Better management needed

  • 2010-10-06
  • From wire reports

RIGA - State-owned companies are not being managed efficiently and transparently enough, said NASDAQ OMX Riga’s board chairwoman Daiga Auzina-Melalksne in an interview with the magazine Kapitals, commenting on a report on state-owned assets prepared by the Baltic Institute of Corporate Governance, reports Nozare.lv.

“One of the main conclusions is that state assets are not being managed efficiently and transparently enough. Gathering this information took a long time because a number of ministries have been assigned to administer state property. In my opinion, this is not quite right because a minister’s influence is, to some extent, formed by the portfolio of these state-run companies. The more such companies in a ministry’s portfolio, the more influential the given minister is. That diverts the attention from the development of a given economic sector to other motives,” said Auzina-Melalksne.

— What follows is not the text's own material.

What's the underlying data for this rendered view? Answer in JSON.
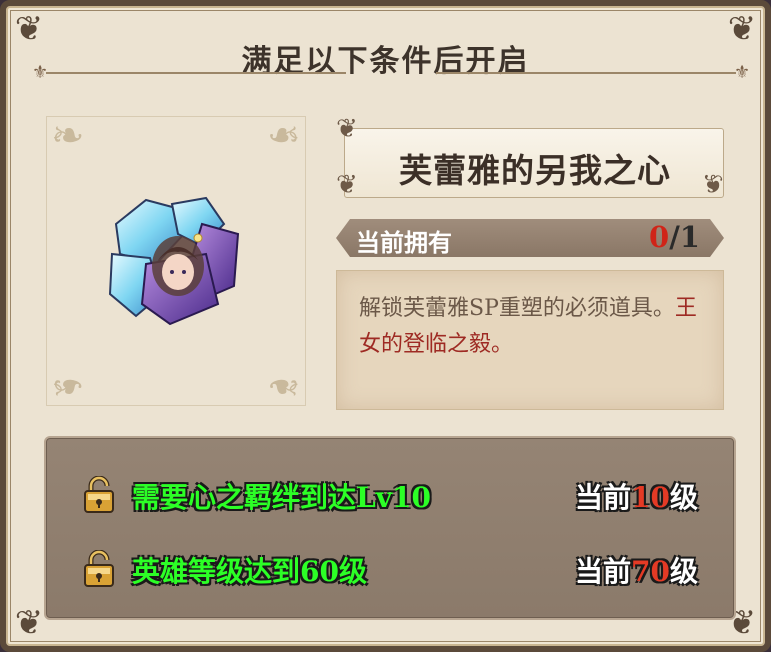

“The decisions that are taken by the major state-owned companies will have their effect on us in ten, twenty, even thirty years. The liquidation of supervisory councils in an attempt to deal with the problem of incompetence at such companies attained a certain short-term effect, but this is not right in the long-term. This has not worked anywhere in the world, so why should it in Latvia?” said Auzina-Melalksne.

Another conclusion is that a single organization is necessary to hold the property rights to state-owned enterprises, be responsible for their management, financial operations, choosing the goals for the company. “I believe that it should be an organization covering all of them. Because this organization would then be able to decide in which companies the presence of the state is justified, and in which it is not,” explained the stock exchange chief.

She also believes that state-owned minority interests in various companies must be sold. A majority of these companies do not pay any dividends, and holding a stake in such companies is of no use for the state.